Combine this book with Peter Krämer's BFI Film Classics entry on the film, and you will have a pretty thorough take on the film as a whole, both background and interpretation. (Krämer gives some common pitfalls of 2001 discussion, and I was pleased to note that Bizony fell into none of them.) Now I just need to rewatch the movie-- it's been almost a decade since I last saw it, and I've no doubt these two books will give me a renewed appreciation for it.

29 February 2016

Review: 2001: A Space Odyssey by Peter Krämer

Mass market paperback, 116 pages
Published 2010
Borrowed from the library
Read January 2016
2001: A Space Odyssey
by Peter Krämer

The BFI Film Classics series is like 33⅓ for music (I don't know which came first), a series of short, accessible monographs on individual films, so after reading Flood, I decided to pick one of them up, too. Thankfully there are a lot more BFI Film Classics about films I have seen than 33⅓s about albums I have heard; Stanley Kubrick's 2001 was one of many options I had. (Now that I write this, though, I'm not sure why I picked it above, say The Wizard of Oz.)

Anyway, this was a nice, breezy, informative read. It's not a making-of, but rather an attempt to place 2001 in the context of its time and Kubrick's intellectual history.

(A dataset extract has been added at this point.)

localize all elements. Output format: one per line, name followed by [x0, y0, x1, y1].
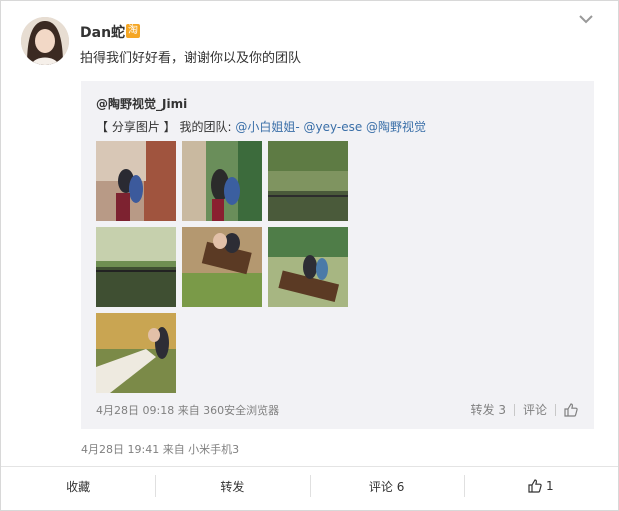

So after a brief (kind of out of place) synopsis of the novel for people who haven't read it, Peter Krämer covers the genesis of the film, drawing on archival work and making-of books, especially hitting up a few key factors: 1) Kubrick's correspondence and collaboration with Arthur C. Clarke, 2) the way the film builds on ideas Kubrick used in Dr. Strangelove, 3) the significance and impact of the Cinerama widescreen process (usually reserved for travelogues or films with a heavy emphasis on natural scenery), and 4) the way Kubrick moved from displaying the monolith's messages to leaving them obscure at the same time the film itself went from featuring heavy narration to deleting not just the narration, but much explanatory dialogue. He emphasizes Kubrick's message-making and essential optimism throughout. Though I've seen 2001 many times, all of this was new to me, and Krämer presents his theses compellingly and clearly.

After a brief discussion of the film qua a film, Krämer moves into its reception, again with some ideas to prove: 1) that 2001 was intended for a wide audience (not an arthouse one), 2) that it was critically well-received, and 3) that it was popularly well-received (not solely embraced by a countercultural movement; he particularly argues against the notion that drug use played a significant role in its positive reception). Again, he draws on archival research, including contemporary reviews and letters to Kubrick. The book ends with a concise discussion on how 2001 changed the blockbuster landscape, taking science fiction from a minor film genre to a major way, and paving the way for Star Wars and thus most modern blockbusters.

I read the whole thing in a day, and I enjoyed it a lot. My sister gave me Piers Bizony's The Making of 2001 for Christmas, so I look forward to reading that and then giving the film a rewatch; Krämer has given me a lot to think about here. I also look forward to picking up more of these BFI Film Classics!